Mike McCarty wrote:
John Stumbles wrote:
Mike McCarty wrote:

John Stumbles wrote:

What do you mean "Cannot act as a bridge"?


A switch uses MAC addresses for ascertaining where to forward
a message. It is unaware of IP addresses, so it cannot connect
different nets.


Yup. That's bridging, defined in 802.1d
http://www.ieee802.org/1/pages/802.1D.html

Perhaps the terminology has changed, then. I began using networks
more or less seriously in the mid to late 1980s, and by then
bridge meant "bridging separate networks". What you put here,
I note, is related to LAN, i.e. one network, not interconnected
networks. Maybe someone else who knows more than I do can
chime in here. In any case, I was not referring to a "MAC Bridge"
but to a "Network Address Bridge". MACs are point-to-point.
Networks are not (or at least do not have to be).

The terminology never changed. What you're referring to was called a "gateway" back then, and is now called a router, because all of the functions of gateways are in routers these days.

Switches are multiport Bridges.

Gateways were between dissimilar networks -- TCP/IP to X.25, for example.

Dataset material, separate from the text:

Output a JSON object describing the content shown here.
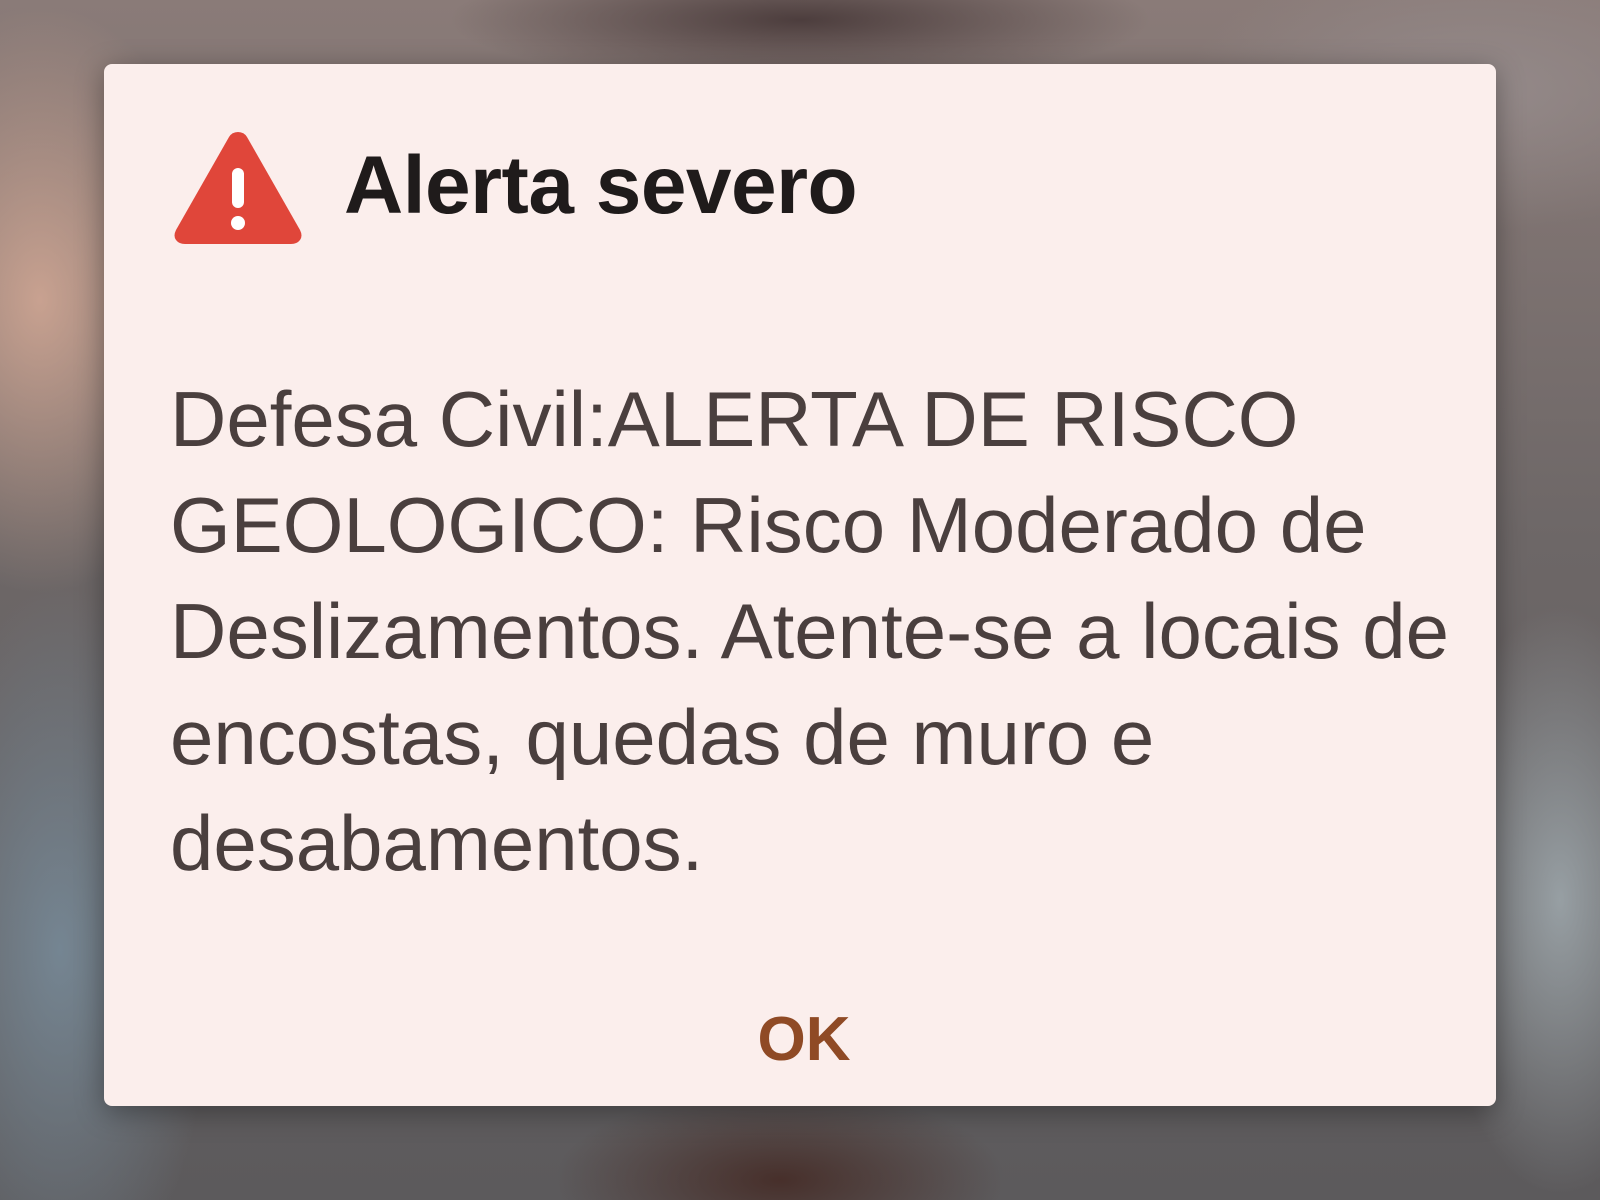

Routers were (back then) just IP shuffling devices... and acted over only Layer 3.

Nowadays you can but a single "router" that will do any and all of the above. And Cisco and others muddied the water by calling some things "Layer 4" that aren't. That cracks me up to this day, but I just roll with it and use whatever terminology my old-people-who-built-it or young-people-who-bought-it audiences need.

And what do you mean by 'not secure'?


No firewall. Any message sent to a given MAC is delivered to
it. There is no concept of LAN side vs WAN side.

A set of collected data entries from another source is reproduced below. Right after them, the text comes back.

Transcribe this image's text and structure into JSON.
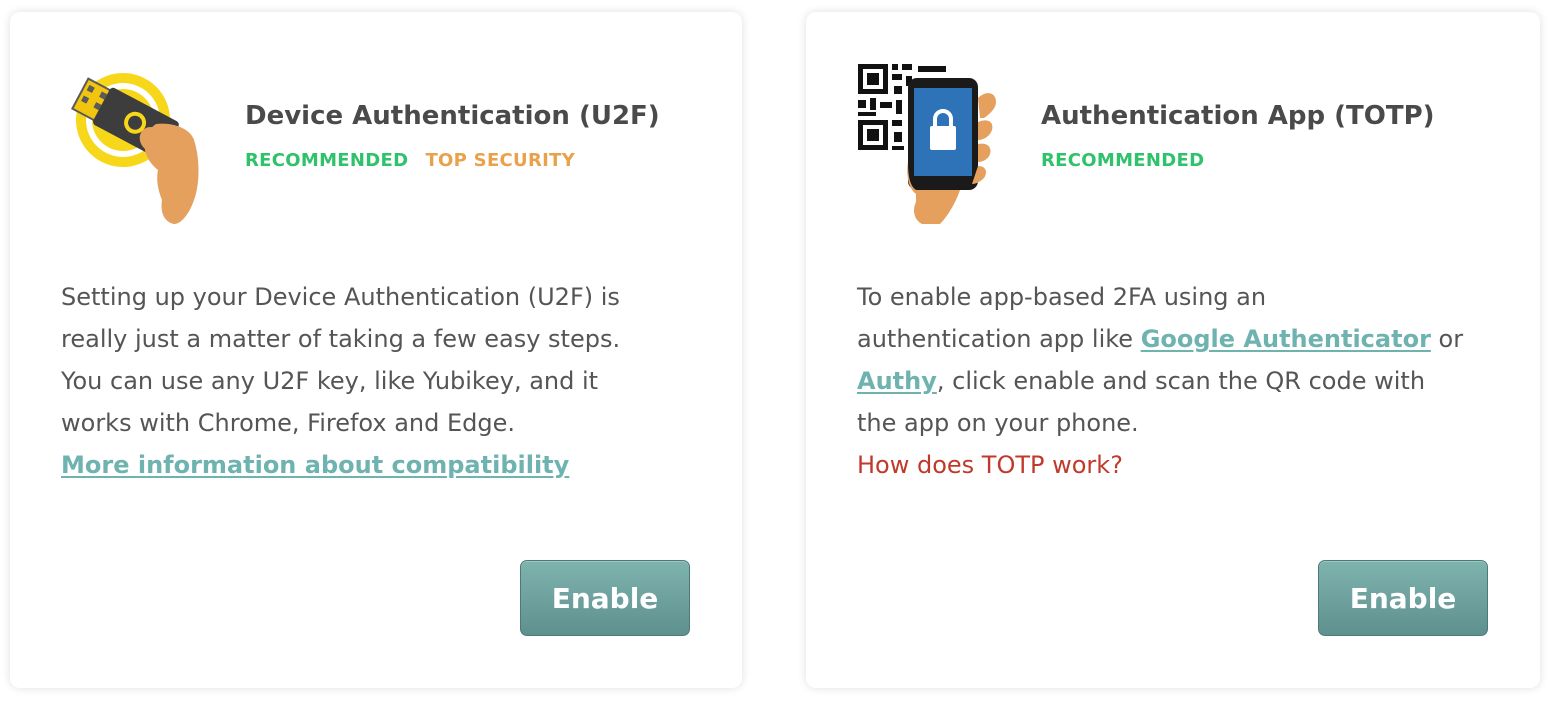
{
  "u2f": {
    "title": "Device Authentication (U2F)",
    "badges": [
      "RECOMMENDED",
      "TOP SECURITY"
    ],
    "body_lines": [
      "Setting up your Device Authentication (U2F) is",
      "really just a matter of taking a few easy steps.",
      "You can use any U2F key, like Yubikey, and it",
      "works with Chrome, Firefox and Edge."
    ],
    "link_text": "More information about compatibility",
    "enable_label": "Enable",
    "icon": "usb-key-hand-icon"
  },
  "totp": {
    "title": "Authentication App (TOTP)",
    "badges": [
      "RECOMMENDED"
    ],
    "body_part1": "To enable app-based 2FA using an",
    "body_part2": "authentication app like ",
    "link_google": "Google Authenticator",
    "body_part3": " or",
    "link_authy": "Authy",
    "body_part4": ", click enable and scan the QR code with",
    "body_part5": "the app on your phone.",
    "help_link": "How does TOTP work?",
    "enable_label": "Enable",
    "icon": "qr-phone-lock-icon"
  },
  "colors": {
    "title": "#4a4a4a",
    "body": "#555555",
    "recommended": "#2ec26a",
    "top_security": "#e9a24b",
    "link": "#6fb3b1",
    "help_link": "#c0392b",
    "button_top": "#7fb3ae",
    "button_bottom": "#5e918e",
    "button_text": "#ffffff"
  }
}
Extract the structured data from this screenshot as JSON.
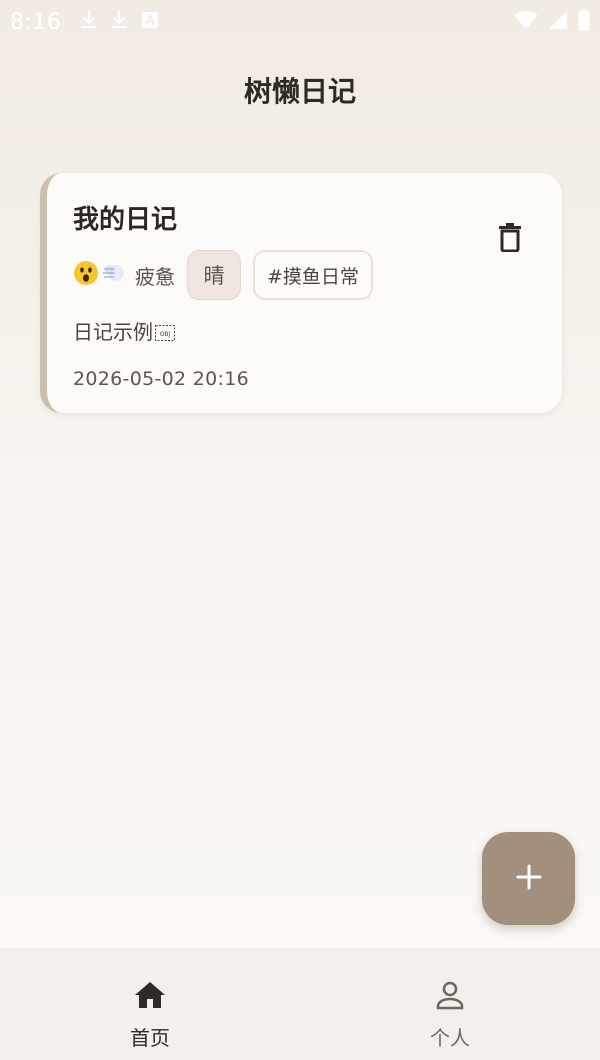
{
  "status_bar": {
    "time": "8:16",
    "left_icons": [
      "download-icon",
      "download-icon",
      "font-a-icon"
    ],
    "right_icons": [
      "wifi-icon",
      "cell-signal-icon",
      "battery-icon"
    ]
  },
  "header": {
    "title": "树懒日记"
  },
  "diary_entries": [
    {
      "title": "我的日记",
      "mood_emojis": [
        "😮",
        "💨"
      ],
      "mood_label": "疲惫",
      "weather": "晴",
      "tag": "#摸鱼日常",
      "body": "日记示例",
      "datetime": "2026-05-02 20:16",
      "delete_icon": "trash-icon"
    }
  ],
  "fab": {
    "icon": "plus-icon"
  },
  "bottom_nav": {
    "items": [
      {
        "label": "首页",
        "icon": "home-icon",
        "active": true
      },
      {
        "label": "个人",
        "icon": "person-icon",
        "active": false
      }
    ]
  },
  "colors": {
    "accent": "#a28f7d",
    "card_border": "#cdbfb0",
    "card_bg": "#fdfbf8",
    "page_bg_top": "#f1ebe3",
    "nav_bg": "#f4efea"
  }
}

Yeah, but nowadays, some switches CAN do traditional "firewall" functionality. Even basic Access Control Lists (in Cisco's terminology) are rudimentary "firewalls".

OK. from a different POV they _are_ secure: unlike a hub (repeater) which sends every packet to all connected ports switches only forward [1]packets to their destination ports. This is more secure as traffic cannot be sniffed by stations on other ports[2]. Which just goes to show that 'security' is not a simple quality of which one can have more or less (like money) but a set of qualities.

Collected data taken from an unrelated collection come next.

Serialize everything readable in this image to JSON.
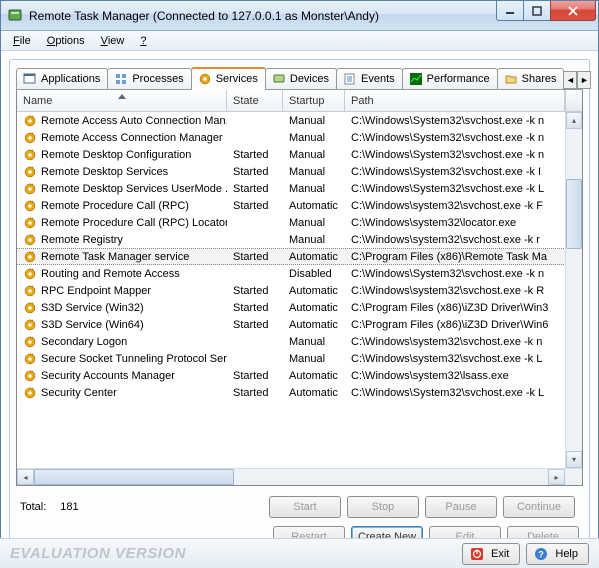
{
  "window": {
    "title": "Remote Task Manager (Connected to 127.0.0.1 as Monster\\Andy)"
  },
  "menu": {
    "file": "File",
    "options": "Options",
    "view": "View",
    "help": "?"
  },
  "tabs": {
    "applications": "Applications",
    "processes": "Processes",
    "services": "Services",
    "devices": "Devices",
    "events": "Events",
    "performance": "Performance",
    "shares": "Shares"
  },
  "columns": {
    "name": "Name",
    "state": "State",
    "startup": "Startup",
    "path": "Path"
  },
  "rows": [
    {
      "name": "Remote Access Auto Connection Man...",
      "state": "",
      "startup": "Manual",
      "path": "C:\\Windows\\System32\\svchost.exe -k n"
    },
    {
      "name": "Remote Access Connection Manager",
      "state": "",
      "startup": "Manual",
      "path": "C:\\Windows\\System32\\svchost.exe -k n"
    },
    {
      "name": "Remote Desktop Configuration",
      "state": "Started",
      "startup": "Manual",
      "path": "C:\\Windows\\System32\\svchost.exe -k n"
    },
    {
      "name": "Remote Desktop Services",
      "state": "Started",
      "startup": "Manual",
      "path": "C:\\Windows\\System32\\svchost.exe -k I"
    },
    {
      "name": "Remote Desktop Services UserMode ...",
      "state": "Started",
      "startup": "Manual",
      "path": "C:\\Windows\\System32\\svchost.exe -k L"
    },
    {
      "name": "Remote Procedure Call (RPC)",
      "state": "Started",
      "startup": "Automatic",
      "path": "C:\\Windows\\system32\\svchost.exe -k F"
    },
    {
      "name": "Remote Procedure Call (RPC) Locator",
      "state": "",
      "startup": "Manual",
      "path": "C:\\Windows\\system32\\locator.exe"
    },
    {
      "name": "Remote Registry",
      "state": "",
      "startup": "Manual",
      "path": "C:\\Windows\\system32\\svchost.exe -k r"
    },
    {
      "name": "Remote Task Manager service",
      "state": "Started",
      "startup": "Automatic",
      "path": "C:\\Program Files (x86)\\Remote Task Ma",
      "sel": true
    },
    {
      "name": "Routing and Remote Access",
      "state": "",
      "startup": "Disabled",
      "path": "C:\\Windows\\System32\\svchost.exe -k n"
    },
    {
      "name": "RPC Endpoint Mapper",
      "state": "Started",
      "startup": "Automatic",
      "path": "C:\\Windows\\system32\\svchost.exe -k R"
    },
    {
      "name": "S3D Service (Win32)",
      "state": "Started",
      "startup": "Automatic",
      "path": "C:\\Program Files (x86)\\iZ3D Driver\\Win3"
    },
    {
      "name": "S3D Service (Win64)",
      "state": "Started",
      "startup": "Automatic",
      "path": "C:\\Program Files (x86)\\iZ3D Driver\\Win6"
    },
    {
      "name": "Secondary Logon",
      "state": "",
      "startup": "Manual",
      "path": "C:\\Windows\\system32\\svchost.exe -k n"
    },
    {
      "name": "Secure Socket Tunneling Protocol Ser...",
      "state": "",
      "startup": "Manual",
      "path": "C:\\Windows\\system32\\svchost.exe -k L"
    },
    {
      "name": "Security Accounts Manager",
      "state": "Started",
      "startup": "Automatic",
      "path": "C:\\Windows\\system32\\lsass.exe"
    },
    {
      "name": "Security Center",
      "state": "Started",
      "startup": "Automatic",
      "path": "C:\\Windows\\System32\\svchost.exe -k L"
    }
  ],
  "total": {
    "label": "Total:",
    "value": "181"
  },
  "buttons": {
    "start": "Start",
    "stop": "Stop",
    "pause": "Pause",
    "continue": "Continue",
    "restart": "Restart",
    "create_new": "Create New",
    "edit": "Edit",
    "delete": "Delete"
  },
  "footer": {
    "eval": "EVALUATION VERSION",
    "exit": "Exit",
    "help": "Help"
  }
}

Putting a switch between an ADSL modem and your machine will leave
it wide open.

Unless your machine doesn't have an IP address on its interface attached to the switch. :-)

I guess that my view is

(1) only machines which have no physical access point are secure
(2) any other machine has only relative security.

True. Security of ANYTHING is always done by degrees. It's important to know WHAT you're protecting and how important it is before ENGINEERING your security solution. Rarely is this done, however.

IT managers will grow up someday and engineer things again... after budgets get slashed by CEO's tired of handing the CTO all their money and not seeing a corresponding return on investment.

This may include such things as power supply lines, when one has
a dedicated snooper. So, within this context of security, it is
a very complex topic with many ramifications. No one insecure machine
is absolutely more secure than any other, they only have relative
security strengths and weaknesses. I wasn't trying to address security
in an absolute sense. This would involve Faraday cages, power supplies
which have no connection to the public grid and are within the
cage, and other sundry physical access issues.

All depends on what you're protecting. There's a high probability that the type of security system you're describing DOES exist somewhere and the stuff it's protecting, most people probably don't want to know about anyway.

To put it another way, I was trying to help a newbie understand the
tradeoffs which would enter into a decision of whether to use
a crossover cable, a hub, a switch, or a router. I find that
many don't really know the differences or even appreciate that
there are differences between hubs, switches, and routers.

Yeah, but you're using the wrong terminology -- talk in network absolutes like interfaces, IP addresses, and whatnot. The terms, "switch" and "router" become more and more blurred as the devices merge naturally as speed goes up, and cost goes down.